Side note: I sometimes wonder if I’d have become an
anarchist if I grew up in a country like Denmark or the Nordic countries where
they have strong social programs and labor protections. I know that if I lived
in a government that was more concerned with listening to their citizens, I
probably wouldn’t be so angry with the current state of affairs.
The hypothetical about the 17 year old that turned into a
fascist isn’t a hypothetical. It’s how Bolsonaro got elected in Brazil. It’s
also how Trump got elected. It’s why Trump’s followers seem like they’re in a
cult. They are. The cult of social media.
When I learned how the social media algorithms work, I
didn’t hate fascists anymore. Ninety-nine percent of them weren’t fascists on
their own. They became that way through constant propaganda being pushed on
them by YouTube, Facebook, and Twitter. I don’t hate them anymore. I pity them.
They’re as brainwashed as I was. The algorithm just pushed them in a different
direction. In the real world, they’re as human as I am. They’re motivated by a
fear of the unknown, a hatred of “the other”, and think they’re doing what they
need to make their community safe.
The owners of the social media platforms know what they’re
doing. They see radicalization as the cost of doing business. After January 6th
Mark Zuckerberg deleted a bunch of fascist pages and groups that were pushing
radicalization, but he allowed them back after a few months when he saw that
engagement dropped. Twitter did likewise with thousands of followers.
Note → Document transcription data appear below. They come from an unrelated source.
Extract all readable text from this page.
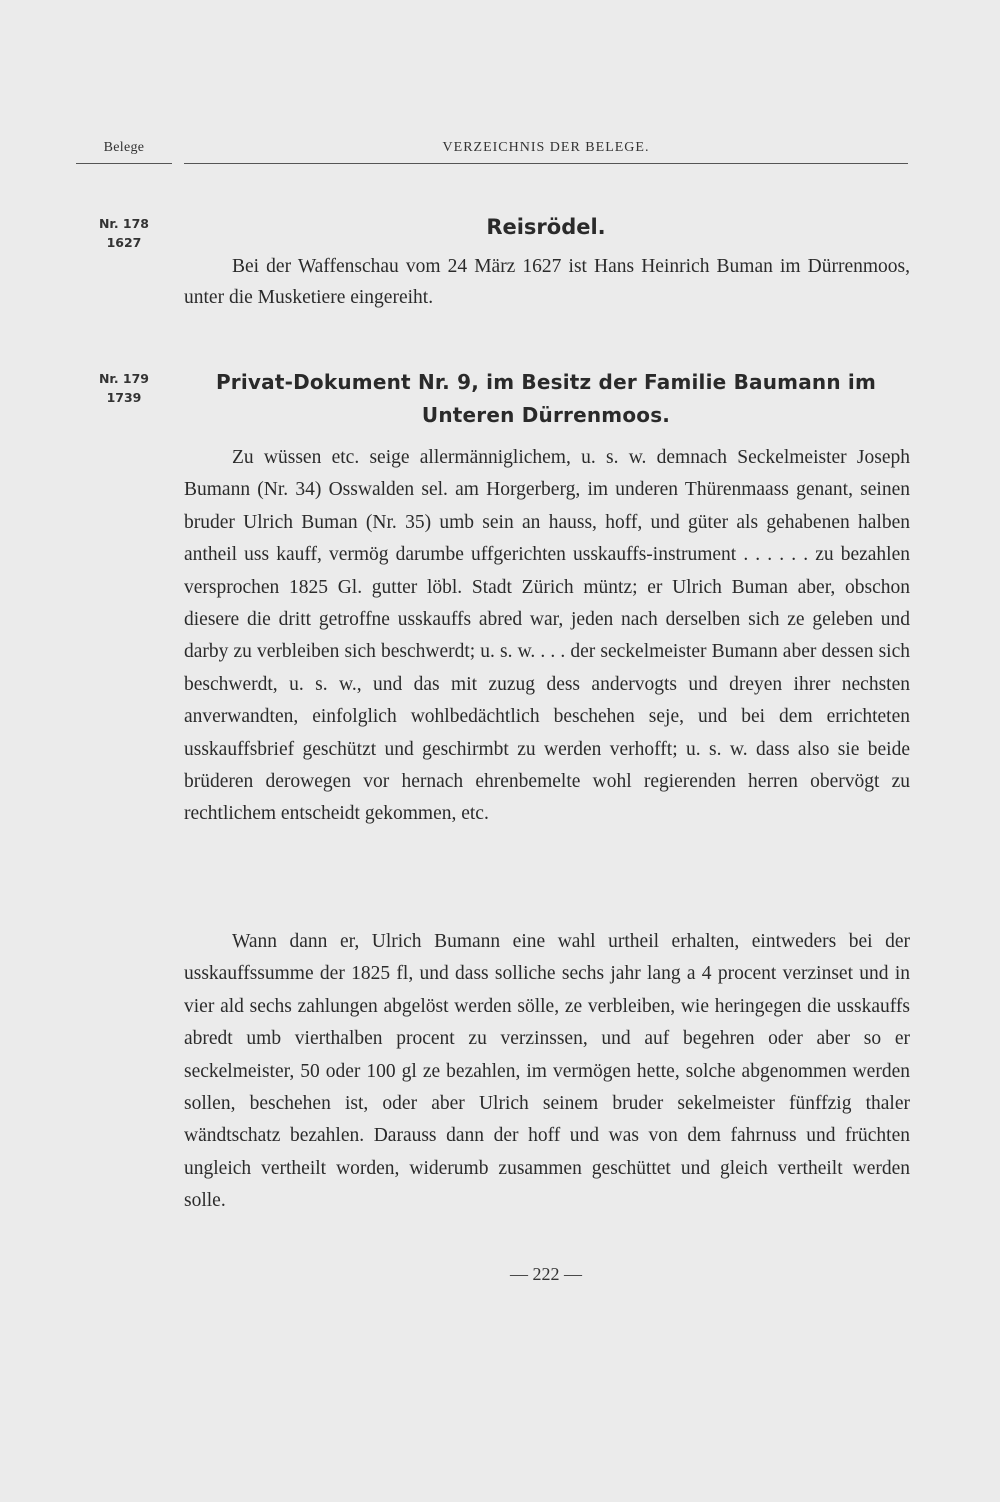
Belege	VERZEICHNIS DER BELEGE.
Nr. 178
1627
Reisrödel.

Bei der Waffenschau vom 24 März 1627 ist Hans Heinrich Buman im Dürrenmoos, unter die Musketiere eingereiht.

Nr. 179
1739
Privat-Dokument Nr. 9, im Besitz der Familie Baumann im Unteren Dürrenmoos.

Zu wüssen etc. seige allermänniglichem, u. s. w. demnach Seckelmeister Joseph Bumann (Nr. 34) Osswalden sel. am Horgerberg, im underen Thürenmaass genant, seinen bruder Ulrich Buman (Nr. 35) umb sein an hauss, hoff, und güter als gehabenen halben antheil uss kauff, vermög darumbe uffgerichten usskauffs-instrument . . . . . . zu bezahlen versprochen 1825 Gl. gutter löbl. Stadt Zürich müntz; er Ulrich Buman aber, obschon diesere die dritt getroffne usskauffs abred war, jeden nach derselben sich ze geleben und darby zu verbleiben sich beschwerdt; u. s. w. . . . der seckelmeister Bumann aber dessen sich beschwerdt, u. s. w., und das mit zuzug dess andervogts und dreyen ihrer nechsten anverwandten, einfolglich wohlbedächtlich beschehen seje, und bei dem errichteten usskauffsbrief geschützt und geschirmbt zu werden verhofft; u. s. w. dass also sie beide brüderen derowegen vor hernach ehrenbemelte wohl regierenden herren obervögt zu rechtlichem entscheidt gekommen, etc.

Wann dann er, Ulrich Bumann eine wahl urtheil erhalten, eintweders bei der usskauffssumme der 1825 fl, und dass solliche sechs jahr lang a 4 procent verzinset und in vier ald sechs zahlungen abgelöst werden sölle, ze verbleiben, wie heringegen die usskauffs abredt umb vierthalben procent zu verzinssen, und auf begehren oder aber so er seckelmeister, 50 oder 100 gl ze bezahlen, im vermögen hette, solche abgenommen werden sollen, beschehen ist, oder aber Ulrich seinem bruder sekelmeister fünffzig thaler wändtschatz bezahlen. Darauss dann der hoff und was von dem fahrnuss und früchten ungleich vertheilt worden, widerumb zusammen geschüttet und gleich vertheilt werden solle.

— 222 —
Engagement dropped, the value of Twitter dropped, and Elon Musk swooped in to
buy it and we all know the rest. The owners of social media will do whatever
they have to do to keep us glued to our screens, and if it means that an
attempted coup and some mass shootings happen, that just the cost they’re
willing to bear to keep their stock prices up.
The best way to beat fascists isn’t by voting, or arguing
online, or even punching them in the face. We need to destroy the algorithms,
and even my anarchist ass knows that it’s going to take government regulation
to force their hand. Some governments and NGOs in Europe are working to build
the means to make it happen. We’ll still need political pressure to do it here.
One part of The Chaos Machine stood out to me. They talked
about how Brenton Tarrant, the New Zealand mosque shooter, had his livestreamed
videos from Facebook posted on 8Chan. While most of the commenters, in
accordance with their community, egged the shooter on and praised him, one of
the young men watching the video was horrified. He had started to question the
community quietly because after they radicalized him into being an incel, he
began a friendship through Facebook messenger with a woman. He had believed
what the incel community taught him about women-that they were all heartless
sluts and bitches that hated all men. His friendship with that woman caused him
to realize that what he was taught was wrong and he began to question
everything his online community had taught him. The cracks formed in his
ideology. After seeing the video of the mosque shooting, he left the platform.
He left fascism. It made me think of stories of white supremacists that left
the movement not because people punched him in the face in the street, or
because they raged against them online. It was because they ended up meeting
other minorities in the real world and made friends with them. Along with stopping
these algorithms that feed us propaganda and teach us to hate and be in a
constant state of anger, we need to just fucking talk to each other. I promise
you’ll find we’re more alike than different.